Back to blogs- there's an article on KSL (see here) about a girl that wrote a blog and is now a little bit famous locally due to pizza issues. She's getting her 15 minutes of fame, plus some. And good for her! It's humorous to me, though. Here's a girl that is just another person like me. Another person who tends to blend into the world in obscure anonymity. And then BOOM! She's a must-read blogger. And I wonder. Would I like that? Would that bother me? Would it affect any future writing if I had more of an audience? Would I even care?
Sorry, guys. Today is a day of self-introspection. I apologize for dragging you all into my psychological evaluation of myself.
Anyways, so that's why I read so many blogs. I'll click on a friend's link and then one of THEIR friends links and so on and so forth until I come across something that captures my attention. A blog that has even one little thing in it that I can relate to. Mostly I won't put them as a link, since that still feels a little too stranger-stalkerish. (Yes, I made that up.) Almost like I'm asking people for more public recognition of a blog written by someone that I have never talked to or met in my life. It seems a little much. Yet, they are blogging on the internet.....

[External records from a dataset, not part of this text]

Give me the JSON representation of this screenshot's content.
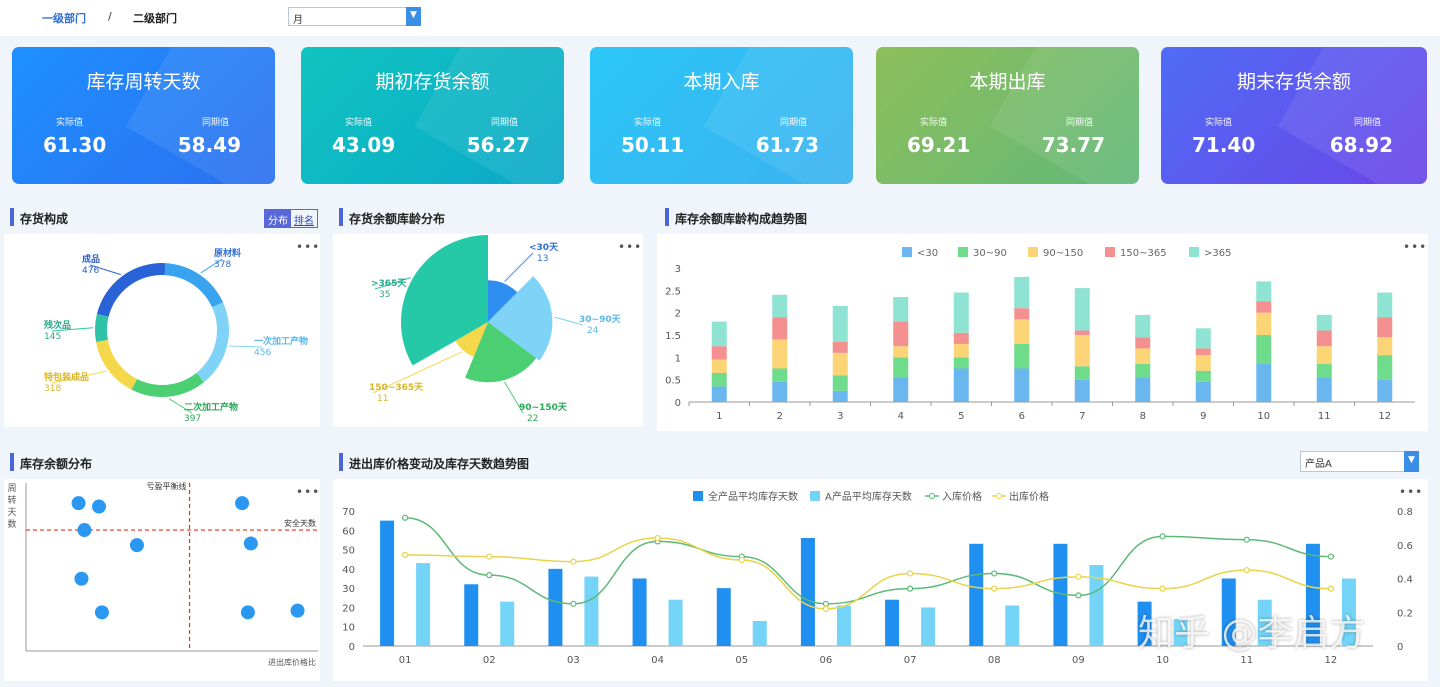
{
  "breadcrumb": {
    "level1": "一级部门",
    "separator": "/",
    "level2": "二级部门"
  },
  "period_select": {
    "value": "月"
  },
  "kpis": [
    {
      "title": "库存周转天数",
      "actual_label": "实际值",
      "actual": "61.30",
      "prior_label": "同期值",
      "prior": "58.49",
      "color_from": "#1e90ff",
      "color_to": "#2c6ff0"
    },
    {
      "title": "期初存货余额",
      "actual_label": "实际值",
      "actual": "43.09",
      "prior_label": "同期值",
      "prior": "56.27",
      "color_from": "#10c4c0",
      "color_to": "#0aa8c8"
    },
    {
      "title": "本期入库",
      "actual_label": "实际值",
      "actual": "50.11",
      "prior_label": "同期值",
      "prior": "61.73",
      "color_from": "#2cc6f7",
      "color_to": "#3bb2f0"
    },
    {
      "title": "本期出库",
      "actual_label": "实际值",
      "actual": "69.21",
      "prior_label": "同期值",
      "prior": "73.77",
      "color_from": "#8dbf5a",
      "color_to": "#62b87a"
    },
    {
      "title": "期末存货余额",
      "actual_label": "实际值",
      "actual": "71.40",
      "prior_label": "同期值",
      "prior": "68.92",
      "color_from": "#4f6cf6",
      "color_to": "#6b45e8"
    }
  ],
  "sections": {
    "composition": "存货构成",
    "aging": "存货余额库龄分布",
    "aging_trend": "库存余额库龄构成趋势图",
    "balance": "库存余额分布",
    "price_trend": "进出库价格变动及库存天数趋势图"
  },
  "toggle": {
    "on": "分布",
    "off": "排名"
  },
  "product_select": {
    "value": "产品A"
  },
  "more_label": "•••",
  "watermark": "知乎 @李启方",
  "chart_data": [
    {
      "id": "composition",
      "type": "pie",
      "variant": "donut",
      "labels": [
        "原材料",
        "一次加工产物",
        "二次加工产物",
        "特包装成品",
        "残次品",
        "成品"
      ],
      "values": [
        378,
        456,
        397,
        318,
        145,
        476
      ],
      "colors": [
        "#3aa3f0",
        "#7fd3f7",
        "#4ccf72",
        "#f5d84a",
        "#2fc2a8",
        "#2a62d8"
      ],
      "label_colors": [
        "#2f6fd6",
        "#5ab8e8",
        "#2aa655",
        "#d8b62a",
        "#2aa888",
        "#2a5fc8"
      ]
    },
    {
      "id": "aging",
      "type": "pie",
      "variant": "rose",
      "labels": [
        "<30天",
        "30~90天",
        "90~150天",
        "150~365天",
        ">365天"
      ],
      "values": [
        13,
        24,
        22,
        11,
        35
      ],
      "colors": [
        "#2f8ff0",
        "#7fd3f7",
        "#4ccf72",
        "#f5d84a",
        "#25c9a8"
      ],
      "label_colors": [
        "#2f6fd6",
        "#5ab8e8",
        "#2aa655",
        "#d8b62a",
        "#2aa888"
      ]
    },
    {
      "id": "aging_trend",
      "type": "bar",
      "stacked": true,
      "categories": [
        "1",
        "2",
        "3",
        "4",
        "5",
        "6",
        "7",
        "8",
        "9",
        "10",
        "11",
        "12"
      ],
      "series": [
        {
          "name": "<30",
          "color": "#6ab7f0",
          "values": [
            0.35,
            0.45,
            0.25,
            0.55,
            0.75,
            0.75,
            0.5,
            0.55,
            0.45,
            0.85,
            0.55,
            0.5
          ]
        },
        {
          "name": "30~90",
          "color": "#6fdc8c",
          "values": [
            0.3,
            0.3,
            0.35,
            0.45,
            0.25,
            0.55,
            0.3,
            0.3,
            0.25,
            0.65,
            0.3,
            0.55
          ]
        },
        {
          "name": "90~150",
          "color": "#fad475",
          "values": [
            0.3,
            0.65,
            0.5,
            0.25,
            0.3,
            0.55,
            0.7,
            0.35,
            0.35,
            0.5,
            0.4,
            0.4
          ]
        },
        {
          "name": "150~365",
          "color": "#f59090",
          "values": [
            0.3,
            0.5,
            0.25,
            0.55,
            0.25,
            0.25,
            0.1,
            0.25,
            0.15,
            0.25,
            0.35,
            0.45
          ]
        },
        {
          "name": ">365",
          "color": "#8ee3d3",
          "values": [
            0.55,
            0.5,
            0.8,
            0.55,
            0.9,
            0.7,
            0.95,
            0.5,
            0.45,
            0.45,
            0.35,
            0.55
          ]
        }
      ],
      "ylim": [
        0,
        3
      ],
      "yticks": [
        "0",
        "0.5",
        "1",
        "1.5",
        "2",
        "2.5",
        "3"
      ],
      "legend_position": "top"
    },
    {
      "id": "balance",
      "type": "scatter",
      "ylabel": "周转天数",
      "xlabel": "进出库价格比",
      "vline_label": "亏盈平衡线",
      "hline_label": "安全天数",
      "x": [
        0.18,
        0.25,
        0.2,
        0.38,
        0.19,
        0.26,
        0.74,
        0.77,
        0.76,
        0.93
      ],
      "y": [
        0.88,
        0.86,
        0.72,
        0.63,
        0.43,
        0.23,
        0.88,
        0.64,
        0.23,
        0.24
      ],
      "vline_x": 0.56,
      "hline_y": 0.72,
      "color": "#2a98f0"
    },
    {
      "id": "price_trend",
      "type": "bar",
      "categories": [
        "01",
        "02",
        "03",
        "04",
        "05",
        "06",
        "07",
        "08",
        "09",
        "10",
        "11",
        "12"
      ],
      "series": [
        {
          "name": "全产品平均库存天数",
          "kind": "bar",
          "color": "#1f8ff0",
          "values": [
            65,
            32,
            40,
            35,
            30,
            56,
            24,
            53,
            53,
            23,
            35,
            53
          ]
        },
        {
          "name": "A产品平均库存天数",
          "kind": "bar",
          "color": "#74d4f7",
          "values": [
            43,
            23,
            36,
            24,
            13,
            21,
            20,
            21,
            42,
            14,
            24,
            35
          ]
        },
        {
          "name": "入库价格",
          "kind": "line",
          "axis": "right",
          "color": "#5cba76",
          "values": [
            0.76,
            0.42,
            0.25,
            0.62,
            0.53,
            0.25,
            0.34,
            0.43,
            0.3,
            0.65,
            0.63,
            0.53
          ]
        },
        {
          "name": "出库价格",
          "kind": "line",
          "axis": "right",
          "color": "#e8d34a",
          "values": [
            0.54,
            0.53,
            0.5,
            0.64,
            0.51,
            0.22,
            0.43,
            0.34,
            0.41,
            0.34,
            0.45,
            0.34
          ]
        }
      ],
      "ylim": [
        0,
        70
      ],
      "yticks": [
        "0",
        "10",
        "20",
        "30",
        "40",
        "50",
        "60",
        "70"
      ],
      "y2lim": [
        0,
        0.8
      ],
      "y2ticks": [
        "0",
        "0.2",
        "0.4",
        "0.6",
        "0.8"
      ],
      "legend_position": "top"
    }
  ]
}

So here's what it boils down to:
I am a voyer. I read your thoughts and take them in with interest. If you are talking on the phone around me, I will listen to your conversation and take it in with interest. If you leave your curtains open and the lights on, I will casually glance around (from the distance of the street, of course) and take it in with interest. I am a voyer. But as I write my own thoughts and feelings and beliefs- am I not a bit of an exhibitionist, as well?